Regia: Mario Bava, Alfred Leone
Succede quando un artigiano di nome Mario Bava – armato di quattro spicci e due chili di fantasia - ti firma alcuni buoni successi commerciali – chiede a te, Alfred Leone, produttore, mentre sei impegnato a farti uno shampoo con lo champagne comprato con gli incassi di tali pellicole, un piccolo favore: girare un film in completa libertà.
Avrebbe giusto un soggetto (scritto a più mani) in un cassetto, una cosina a cui tiene molto, non è che glielo lasceresti girare? Ma perché no, champagne per tutti e pure qualche shampista che te lo versi addosso, vedi già gli incassi! Stacchi l’assegno e aspetti il risultato.
Bava ti arriva nel 1973 con Lisa e il Diavolo.
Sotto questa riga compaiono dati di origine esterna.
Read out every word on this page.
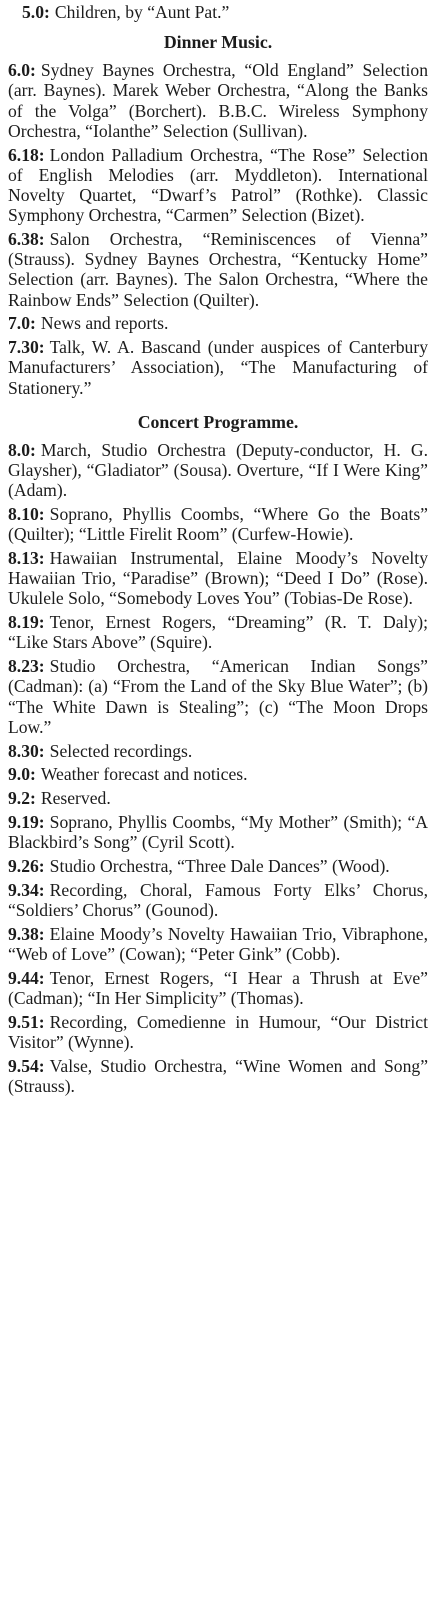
5.0: Children, by “Aunt Pat.”

Dinner Music.

6.0: Sydney Baynes Orchestra, “Old England” Selection (arr. Baynes). Marek Weber Orchestra, “Along the Banks of the Volga” (Borchert). B.B.C. Wireless Symphony Orchestra, “Iolanthe” Selection (Sullivan).

6.18: London Palladium Orchestra, “The Rose” Selection of English Melodies (arr. Myddleton). International Novelty Quartet, “Dwarf’s Patrol” (Rothke). Classic Symphony Orchestra, “Carmen” Selection (Bizet).

6.38: Salon Orchestra, “Reminiscences of Vienna” (Strauss). Sydney Baynes Orchestra, “Kentucky Home” Selection (arr. Baynes). The Salon Orchestra, “Where the Rainbow Ends” Selection (Quilter).

7.0: News and reports.

7.30: Talk, W. A. Bascand (under auspices of Canterbury Manufacturers’ Association), “The Manufacturing of Stationery.”

Concert Programme.

8.0: March, Studio Orchestra (Deputy-conductor, H. G. Glaysher), “Gladiator” (Sousa). Overture, “If I Were King” (Adam).

8.10: Soprano, Phyllis Coombs, “Where Go the Boats” (Quilter); “Little Firelit Room” (Curfew-Howie).

8.13: Hawaiian Instrumental, Elaine Moody’s Novelty Hawaiian Trio, “Paradise” (Brown); “Deed I Do” (Rose). Ukulele Solo, “Somebody Loves You” (Tobias-De Rose).

8.19: Tenor, Ernest Rogers, “Dreaming” (R. T. Daly); “Like Stars Above” (Squire).

8.23: Studio Orchestra, “American Indian Songs” (Cadman): (a) “From the Land of the Sky Blue Water”; (b) “The White Dawn is Stealing”; (c) “The Moon Drops Low.”

8.30: Selected recordings.

9.0: Weather forecast and notices.

9.2: Reserved.

9.19: Soprano, Phyllis Coombs, “My Mother” (Smith); “A Blackbird’s Song” (Cyril Scott).

9.26: Studio Orchestra, “Three Dale Dances” (Wood).

9.34: Recording, Choral, Famous Forty Elks’ Chorus, “Soldiers’ Chorus” (Gounod).

9.38: Elaine Moody’s Novelty Hawaiian Trio, Vibraphone, “Web of Love” (Cowan); “Peter Gink” (Cobb).

9.44: Tenor, Ernest Rogers, “I Hear a Thrush at Eve” (Cadman); “In Her Simplicity” (Thomas).

9.51: Recording, Comedienne in Humour, “Our District Visitor” (Wynne).

9.54: Valse, Studio Orchestra, “Wine Women and Song” (Strauss).
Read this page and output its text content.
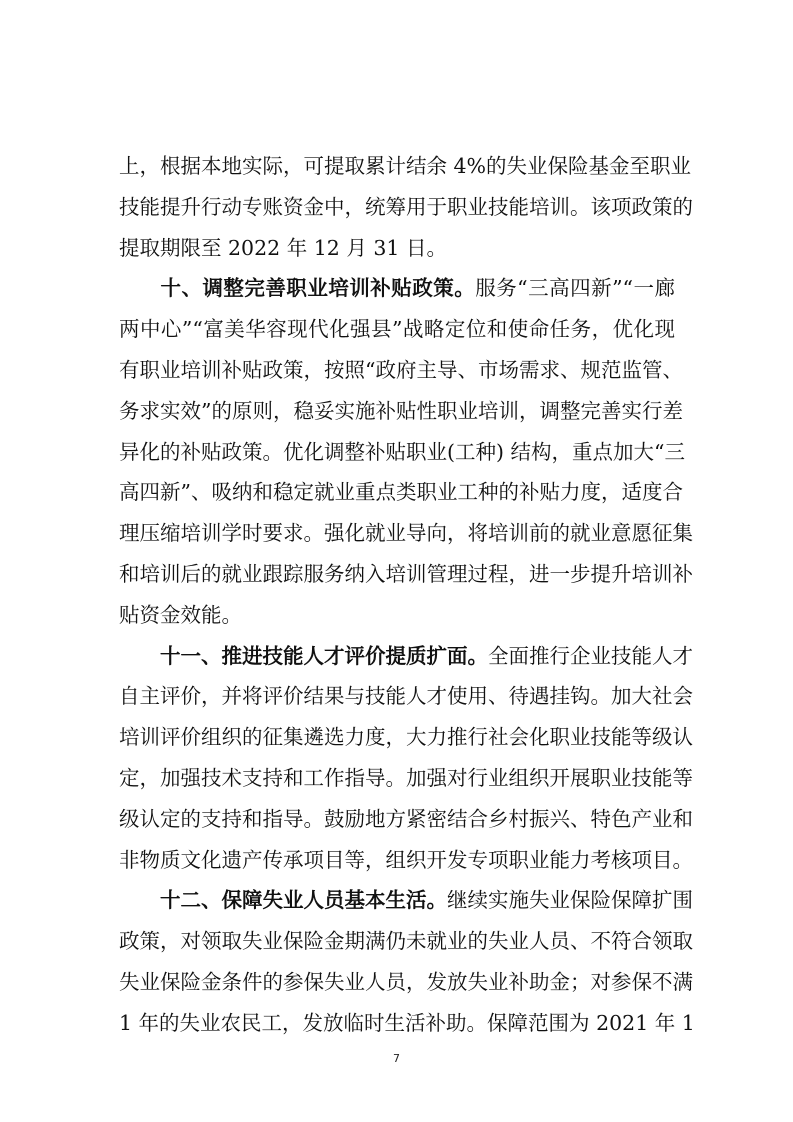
上，根据本地实际，可提取累计结余 4%的失业保险基金至职业
技能提升行动专账资金中，统筹用于职业技能培训。该项政策的
提取期限至 2022 年 12 月 31 日。
十、调整完善职业培训补贴政策。服务“三高四新”“一廊
两中心”“富美华容现代化强县”战略定位和使命任务，优化现
有职业培训补贴政策，按照“政府主导、市场需求、规范监管、
务求实效”的原则，稳妥实施补贴性职业培训，调整完善实行差
异化的补贴政策。优化调整补贴职业(工种) 结构，重点加大“三
高四新”、吸纳和稳定就业重点类职业工种的补贴力度，适度合
理压缩培训学时要求。强化就业导向，将培训前的就业意愿征集
和培训后的就业跟踪服务纳入培训管理过程，进一步提升培训补
贴资金效能。
十一、推进技能人才评价提质扩面。全面推行企业技能人才
自主评价，并将评价结果与技能人才使用、待遇挂钩。加大社会
培训评价组织的征集遴选力度，大力推行社会化职业技能等级认
定，加强技术支持和工作指导。加强对行业组织开展职业技能等
级认定的支持和指导。鼓励地方紧密结合乡村振兴、特色产业和
非物质文化遗产传承项目等，组织开发专项职业能力考核项目。
十二、保障失业人员基本生活。继续实施失业保险保障扩围
政策，对领取失业保险金期满仍未就业的失业人员、不符合领取
失业保险金条件的参保失业人员，发放失业补助金；对参保不满
1 年的失业农民工，发放临时生活补助。保障范围为 2021 年 1
7
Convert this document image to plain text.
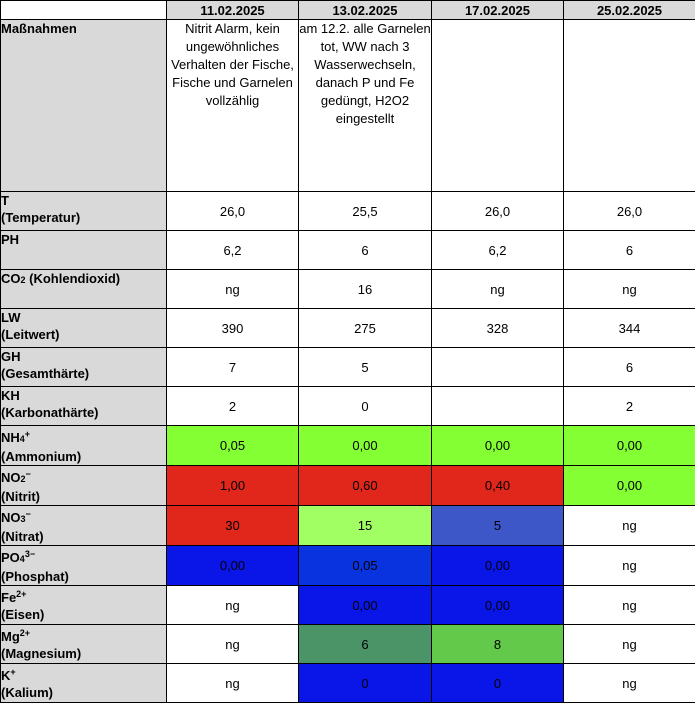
	11.02.2025	13.02.2025	17.02.2025	25.02.2025
Maßnahmen	Nitrit Alarm, kein ungewöhnliches Verhalten der Fische, Fische und Garnelen vollzählig	am 12.2. alle Garnelen tot, WW nach 3 Wasserwechseln, danach P und Fe gedüngt, H2O2 eingestellt		

T
(Temperatur)	26,0	25,5	26,0	26,0

PH	6,2	6	6,2	6

CO2 (Kohlendioxid)	ng	16	ng	ng

LW
(Leitwert)	390	275	328	344

GH
(Gesamthärte)	7	5		6

KH
(Karbonathärte)	2	0		2

NH4+
(Ammonium)	0,05	0,00	0,00	0,00

NO2−
(Nitrit)	1,00	0,60	0,40	0,00

NO3−
(Nitrat)	30	15	5	ng

$PO4^{3-}$
(Phosphat)	0,00	0,05	0,00	ng

$Fe^{2+}$
(Eisen)	ng	0,00	0,00	ng

$Mg^{2+}$
(Magnesium)	ng	6	8	ng

K+
(Kalium)	ng	0	0	ng
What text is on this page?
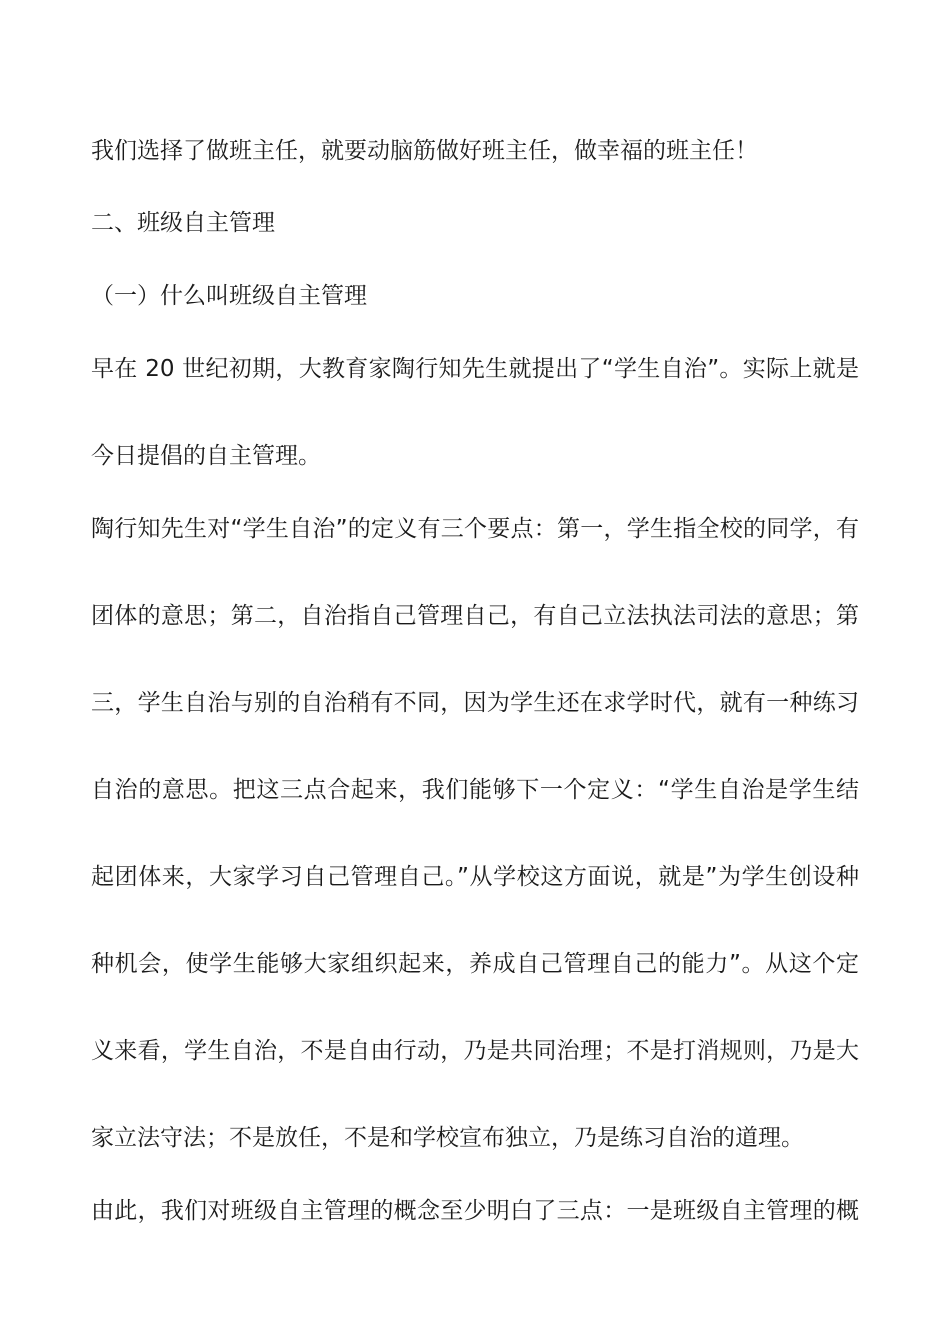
我们选择了做班主任，就要动脑筋做好班主任，做幸福的班主任！
二、班级自主管理
（一）什么叫班级自主管理
早在 20 世纪初期，大教育家陶行知先生就提出了“学生自治”。实际上就是
今日提倡的自主管理。
陶行知先生对“学生自治”的定义有三个要点：第一，学生指全校的同学，有
团体的意思；第二，自治指自己管理自己，有自己立法执法司法的意思；第
三，学生自治与别的自治稍有不同，因为学生还在求学时代，就有一种练习
自治的意思。把这三点合起来，我们能够下一个定义：“学生自治是学生结
起团体来，大家学习自己管理自己。”从学校这方面说，就是”为学生创设种
种机会，使学生能够大家组织起来，养成自己管理自己的能力”。从这个定
义来看，学生自治，不是自由行动，乃是共同治理；不是打消规则，乃是大
家立法守法；不是放任，不是和学校宣布独立，乃是练习自治的道理。
由此，我们对班级自主管理的概念至少明白了三点：一是班级自主管理的概
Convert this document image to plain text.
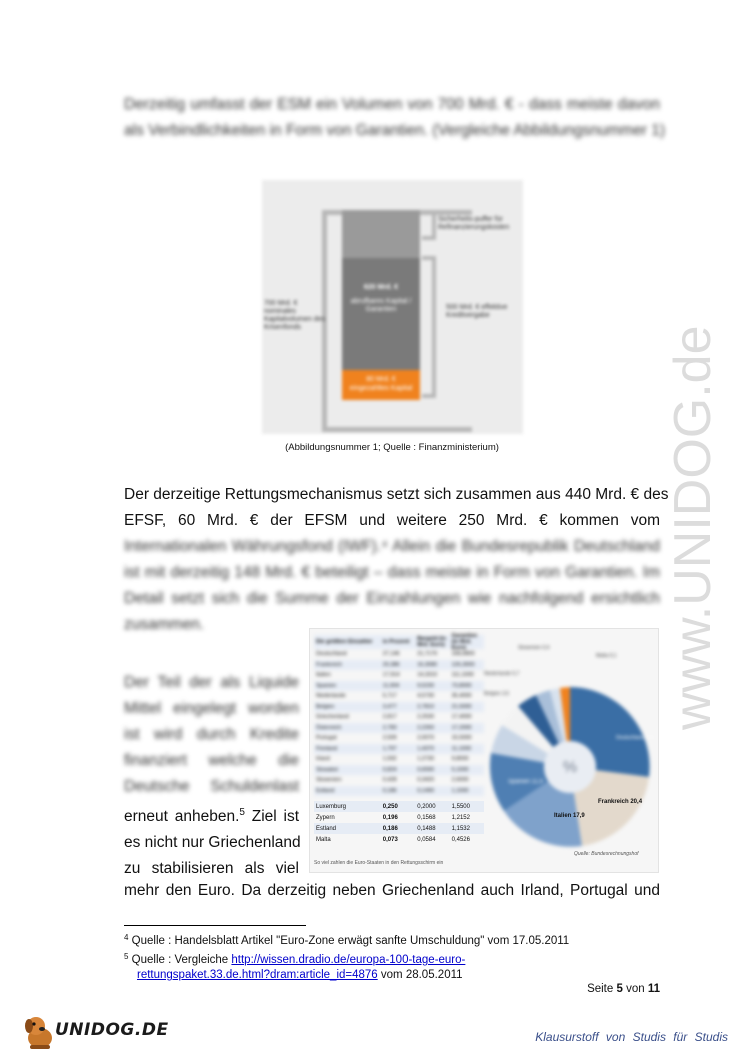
Derzeitig umfasst der ESM ein Volumen von 700 Mrd. € - dass meiste davon
als Verbindlichkeiten in Form von Garantien. (Vergleiche Abbildungsnummer 1)
Sicherheits-puffer für Refinanzierungskosten
620 Mrd. €
abrufbares Kapital / Garantien
700 Mrd. € nominales Kapitalvolumen des Krisenfonds
500 Mrd. € effektive Kreditvergabe
80 Mrd. €
eingezahltes Kapital
(Abbildungsnummer 1; Quelle : Finanzministerium)
Der derzeitige Rettungsmechanismus setzt sich zusammen aus 440 Mrd. € des
EFSF, 60 Mrd. € der EFSM und weitere 250 Mrd. € kommen vom
Internationalen Währungsfond (IWF).⁴ Allein die Bundesrepublik Deutschland
ist mit derzeitig 148 Mrd. € beteiligt – dass meiste in Form von Garantien. Im
Detail setzt sich die Summe der Einzahlungen wie nachfolgend ersichtlich
zusammen.
Der Teil der als Liquide
Mittel eingelegt worden
ist wird durch Kredite
finanziert welche die
Deutsche Schuldenlast
erneut anheben.$^5$ Ziel ist
es nicht nur Griechenland
zu stabilisieren als viel
mehr den Euro. Da derzeitig neben Griechenland auch Irland, Portugal und
Die größten Einzahler	in Prozent	Bargeld (in Mrd. Euro)
Garantien (in Mrd. Euro)
Deutschland	27,146	21,7170	168,6800
Frankreich	20,386	16,3080	126,3000
Italien	17,914	14,3310	111,1000
Spanien	11,904	9,5230	73,8000
Niederlande	5,717	4,5730	35,4000
Belgien	3,477	2,7810	21,5000
Griechenland	2,817	2,2530	17,4000
Österreich	2,783	2,2260	17,2000
Portugal	2,509	2,0070	15,5000
Finnland	1,797	1,4370	11,1000
Irland	1,592	1,2730	9,8000
Slowakei	0,824	0,6590	5,1000
Slowenien	0,428	0,3420	2,6000
Estland	0,186	0,1490	1,1000
Luxemburg	0,250	0,2000	1,5500
Zypern	0,196	0,1568	1,2152
Estland	0,186	0,1488	1,1532
Malta	0,073	0,0584	0,4526
So viel zahlen die Euro-Staaten in den Rettungsschirm ein
Slowenien 0,4
Malta 0,1
Niederlande 5,7
Belgien 3,5
%
Italien 17,9
Frankreich 20,4
Spanien 11,9
Deutschland 27,1
Quelle: Bundesrechnungshof
www.UNIDOG.de
$^4$ Quelle : Handelsblatt Artikel "Euro-Zone erwägt sanfte Umschuldung" vom 17.05.2011
$^5$ Quelle : Vergleiche http://wissen.dradio.de/europa-100-tage-euro-
rettungspaket.33.de.html?dram:article_id=4876 vom 28.05.2011
Seite 5 von 11
UNIDOG.DE	Klausurstoff von Studis für Studis
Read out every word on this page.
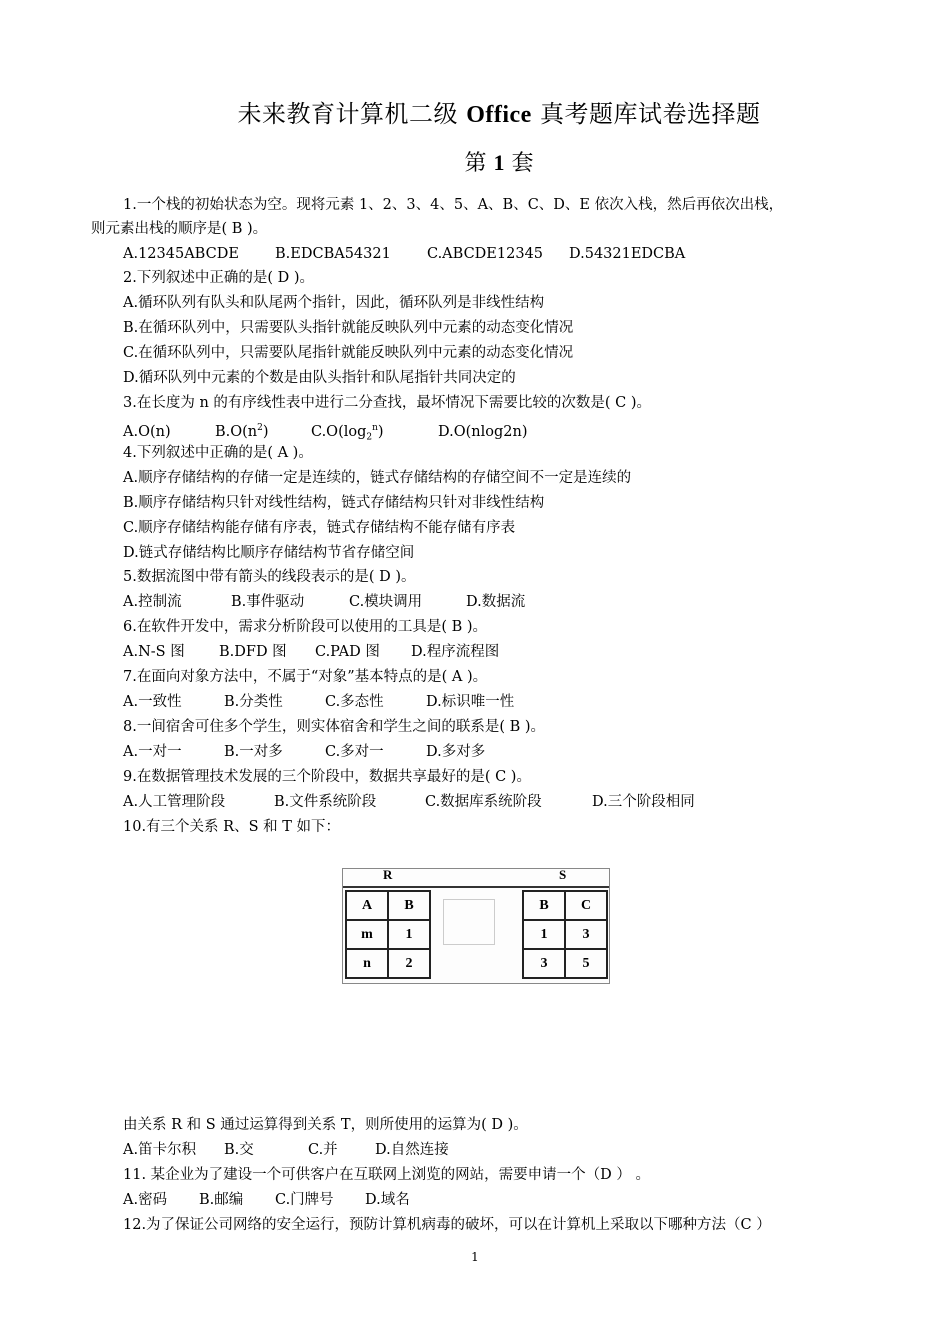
未来教育计算机二级 Office 真考题库试卷选择题
第 1 套
1.一个栈的初始状态为空。现将元素 1、2、3、4、5、A、B、C、D、E 依次入栈，然后再依次出栈，
则元素出栈的顺序是( B )。
A.12345ABCDE B.EDCBA54321 C.ABCDE12345 D.54321EDCBA
2.下列叙述中正确的是( D )。
A.循环队列有队头和队尾两个指针，因此，循环队列是非线性结构
B.在循环队列中，只需要队头指针就能反映队列中元素的动态变化情况
C.在循环队列中，只需要队尾指针就能反映队列中元素的动态变化情况
D.循环队列中元素的个数是由队头指针和队尾指针共同决定的
3.在长度为 n 的有序线性表中进行二分查找，最坏情况下需要比较的次数是( C )。
A.O(n)	$B.O(n^2)$	$C.O(\log_2^n)$	D.O(nlog2n)
4.下列叙述中正确的是( A )。
A.顺序存储结构的存储一定是连续的，链式存储结构的存储空间不一定是连续的
B.顺序存储结构只针对线性结构，链式存储结构只针对非线性结构
C.顺序存储结构能存储有序表，链式存储结构不能存储有序表
D.链式存储结构比顺序存储结构节省存储空间
5.数据流图中带有箭头的线段表示的是( D )。
A.控制流	B.事件驱动	C.模块调用	D.数据流
6.在软件开发中，需求分析阶段可以使用的工具是( B )。
A.N-S 图 B.DFD 图 C.PAD 图 D.程序流程图
7.在面向对象方法中，不属于“对象”基本特点的是( A )。
A.一致性	B.分类性	C.多态性	D.标识唯一性
8.一间宿舍可住多个学生，则实体宿舍和学生之间的联系是( B )。
A.一对一	B.一对多	C.多对一	D.多对多
9.在数据管理技术发展的三个阶段中，数据共享最好的是( C )。
A.人工管理阶段	B.文件系统阶段	C.数据库系统阶段	D.三个阶段相同
10.有三个关系 R、S 和 T 如下：
R	S
A	B
m	1
n	2
B	C
1	3
3	5
由关系 R 和 S 通过运算得到关系 T，则所使用的运算为( D )。
A.笛卡尔积 B.交	C.并	D.自然连接
11. 某企业为了建设一个可供客户在互联网上浏览的网站，需要申请一个（D ） 。
A.密码 B.邮编 C.门牌号 D.域名
12.为了保证公司网络的安全运行，预防计算机病毒的破坏，可以在计算机上采取以下哪种方法（C ）
1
La turista americana Lisa (Elke Sommer), mentre è in vacanza a Toledo, ha un mancamento alla vista di un affresco raffigurante il diavolo, che le comparirà poco dopo nei panni del maggiordomo Leandro (la crapa pelata e il profilo greco di Telly Savalas/Kojak, anche qui degustatore di lecca-lecca – per condurla in una villa fuori città dove, assieme ad altri personaggi lei rivivrà eventi del passato fra sogno e realtà. Oppure è il diavolo/maggiordomo/Kojak che si diverte ad usare le anime come burattini? Lo vedi che Marione si diverte, è il suo film della vita.
Ci sono Telly Savalas, sornione e infernale come certi doccioni di pietra a Notre-Dame, che importa i bon bon del suo personaggio più famoso, Alida Valli nei panni della nobile cieca, Sylva Koscina e Alessio Orano, nonché la Lisa del titolo, quel pezzo di nordica di Elke Sommer. Bava li tratta tutti come manichini, più che in Cinque Bambole per la Luna d’Agosto o l’atelier di Sei Donne per L’assassino, fregandosene della logica e pure dell’orrore. Poesia, necrofilia ed ermetismo (e pure qualche sbadiglio).
Un film così è invendibile. Non ci compri manco i soldi per i cartoni vuoti del Tavernello e anche se lo porti a Cannes, non lo rilanci, altro che Beau Ha Paura o Mulholland Drive; non vuoi quattro stelle dai critici e due spettatori in sala quindi, via, ‘sta Lisa finisce dritta nel cassetto da dove è venuta, che schifo hai tutte le mani impiastricciate di lecca- lecca. Bleah! Me le laverò col lambrusco.
Poi però arriva L’Esorcista, e vedi che il purè di piselli e il vocione di Belzebù vendono a vagonate; quindi, hai il colpo di genio (maligno ma senza corna e coda): “e se prendessi Lisa e il Diavolo, ci aggiungessi delle scene ad minchiam di esorcismo, cambiassi un po’ la storia, tipo: La turista americana Lisa (Elke Sommer), mentre è in vacanza a Toledo, ha un mancamento alla vista di un affresco raffigurante il diavolo, e viene esorcizzata da padre Mike (così, tanto per gradire) e poi lo intitolo con gran sforzo di fantasia, La Casa dell’Esorcismo? Hai visto mai che ci faccio due bottiglie di brut…Massì, faccio girare scene aggiuntive a Marione e…No, Bava rifiuta.
Però ti manda suo figlio Lamberto “ad assisterti” (tradotto: evitare che tu faccia cazzate sul set), così ci litiga lui con quella rompipalle della Sommer che vuole girare tutte le scene insieme così ha il week-end libero e intanto tu rimpasti il film peggio del purè di piselli, ci butti pure qualche inserto hard senza manco preoccuparti della continuità, di fare un film a blocchi con due fotografie diverse…Così puoi andare a festeggiare tranquillo ai party, hai creato lo strano caso del dottor Mario e mister Bava, un obbrobrio.
Porta pure il vino, le noccioline te le lanceranno gli spettatori.